I'm only wondering why DNS-resolving is working on the Router? Maybe it automatically uses a different server obtained by DHCP?
Is there maybe a way to let the dns-servers be configured automatically, so that I don't have to bother about correctness?
11-19-2012 11:41 AM
What is handing out the DHCP addresses ? is it your router ?
I am slightly confused because i assume you are handing out the same DNS servers that your router is using ? Is this not the case ?
As to your answer about doing it automatically, not really.

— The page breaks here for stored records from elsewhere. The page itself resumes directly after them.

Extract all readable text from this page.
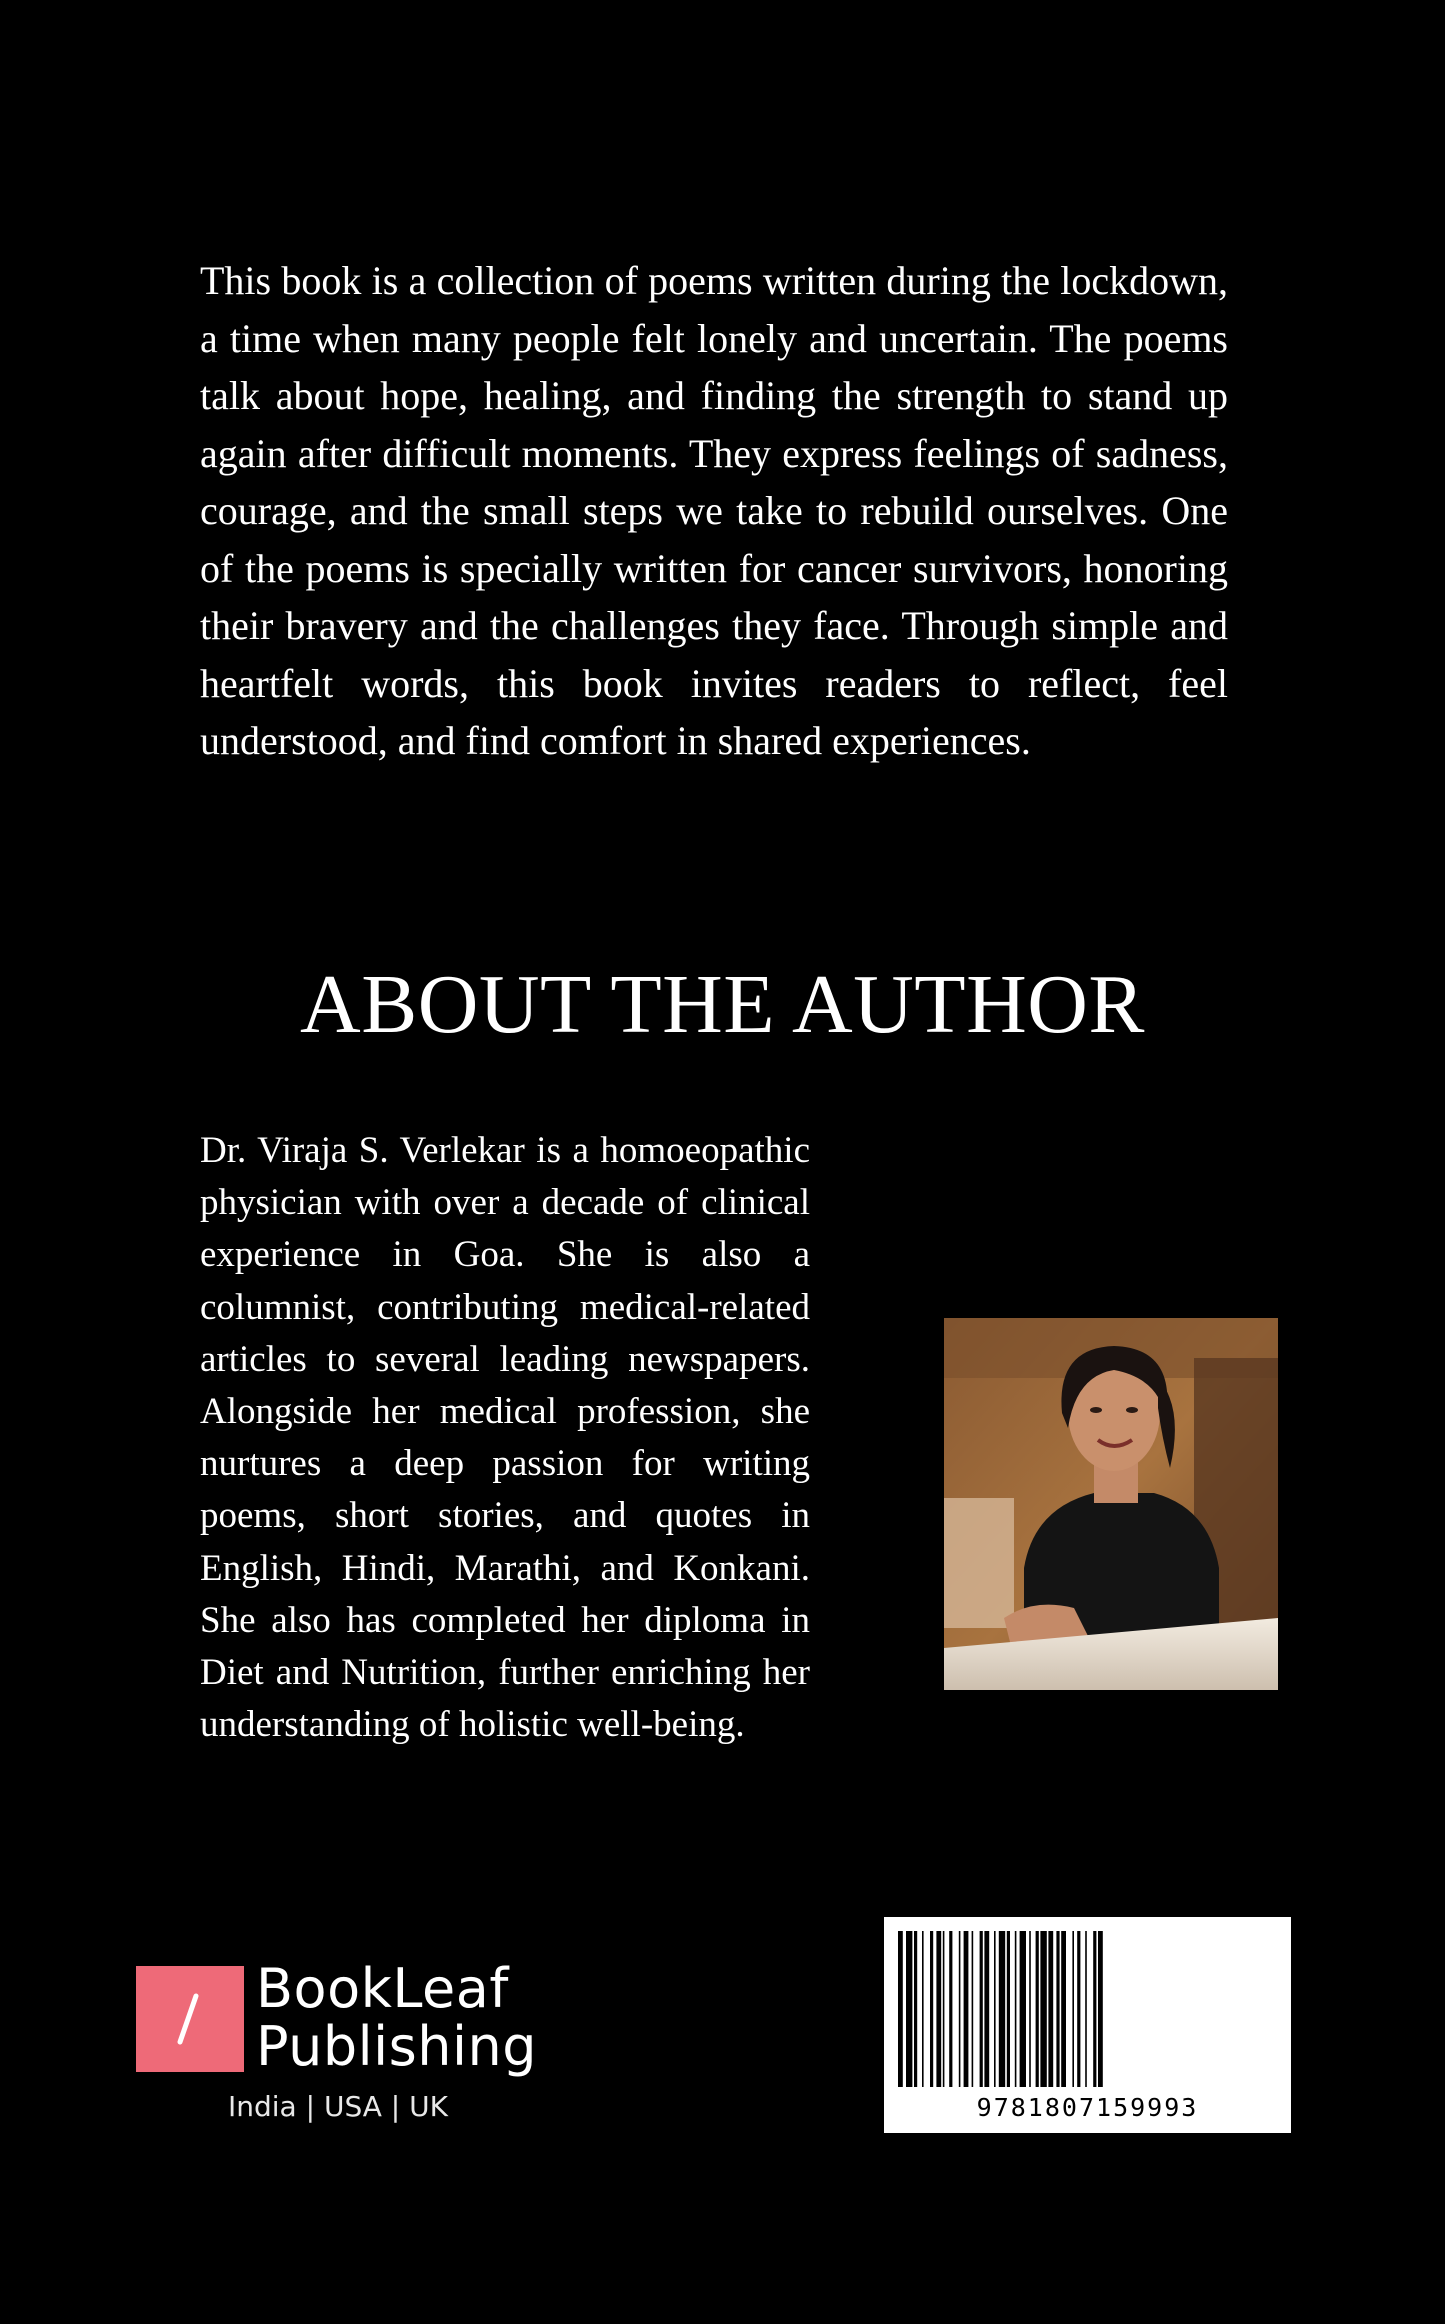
This book is a collection of poems written during the lockdown, a time when many people felt lonely and uncertain. The poems talk about hope, healing, and finding the strength to stand up again after difficult moments. They express feelings of sadness, courage, and the small steps we take to rebuild ourselves. One of the poems is specially written for cancer survivors, honoring their bravery and the challenges they face. Through simple and heartfelt words, this book invites readers to reflect, feel understood, and find comfort in shared experiences.

ABOUT THE AUTHOR

Dr. Viraja S. Verlekar is a homoeopathic physician with over a decade of clinical experience in Goa. She is also a columnist, contributing medical-related articles to several leading newspapers. Alongside her medical profession, she nurtures a deep passion for writing poems, short stories, and quotes in English, Hindi, Marathi, and Konkani. She also has completed her diploma in Diet and Nutrition, further enriching her understanding of holistic well-being.

BookLeaf
Publishing
India | USA | UK	9781807159993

You need to enter the correct public DNS servers into the DHCP scope so your clients get the correct address.
The alternative approach which is quite common is to have a server(s) internally for DHCP and DNS. Your clients then use the internal server for DNS. This server is then configured to forward DNS queries to your ISP DNS servers. However you still need to configure correct DNS servers on the internal DNS server.
Which one you use really depends on the size of your network etc. A large network will usually have a lot of internal servers etc. which need to be resolved so you have internal DNS servers for this and configure them to forward unknown DNS queries to your ISP.
Jon
11-19-2012 04:20 PM
I configured the ISR 861 Router to handle out the same three DNS-Servers to its DHCP-Clients as it is using itself. That's why I'm wondering why address resolution was working on the Router but not from the hosts inside its network. I was thinking that maybe the ISR 861, as a DHCP-Client, used another DNS-Server obtained by DHCP, which I didn't tell him explicitly.